Dr. Khan does have some concerns about the way Muslims are portrayed by some in the district; he points to his own daughter’s experience in a middle-school discussion about the terrorist attacks of 9/11.
“Are there bad Muslims, yes. But there are bad people in every religion. And there are many Muslims who are contributing to society,” he said. “We need to bring some perspective.”
But his interests are much broader, he said. As a board member, Khan said, he would work to improve the district’s average ACT score, now at 22; and a relatively high dropout rate for its African-American students. He wants to see more workforce opportunities for students who are not college-bound and would work to improve the lines of communication between the board and teachers, some of whom left in the pandemic because they didn’t feel their concerns were being heard.
“Teachers are the backbone of our schools …. and we need to address the concerns of all stakeholders,” he said.
Dr. Khan, who was the third-highest vote-getter in a primary field of six, said he has been subjected to some hostility he believes is rooted in Islamophobia, including people refusing to accept his flyers or even hear him out when he is working the phone bank.
Their concerns, he said, are unfounded.
“My faith is my personal beliefs; it’s between me and the Lord. …And it has to be completely separate from political office,” he said. “I’m really running in a good-faith effort to bring more diversity and representation to the board.”
FROM THE U.N. TO MADISON
Syed Abbas is a project manager for an energy efficiency nonprofit in Madison, where he has lived for the last five years.
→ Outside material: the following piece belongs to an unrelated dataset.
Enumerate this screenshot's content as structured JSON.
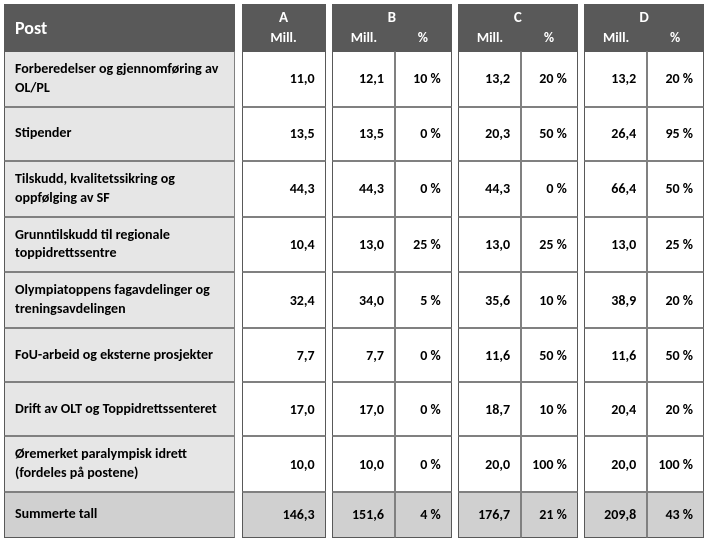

Abbas, 34, had worked for the Pakistani diplomatic mission to the United Nations in New York before moving with his wife, Holly Burns, back to her hometown in 2016.
He traces his interests in politics to his teenage years growing up in Pakistan, where he was active in Youth for Human Rights International and other student-level political organizations.
“We were very keen on international relationships and how we connect the dots. … But we did not have a strong connection with local government; there was a lot of corruption,” he said.
“When I moved to the United States and then Madison, and I started raising my two daughters here, I decided it was very important for me to be part of this community and part of the system, to make sure people like me — other immigrants and people of color — have more access.”
Like the other candidates, Abbas is deeply connected to and proud of his Muslim faith but sees that as distinctly separate from his role in representing his constituents.
“Yes, religion has had a personal influence on me, but on a policy level, I try to keep that separate.”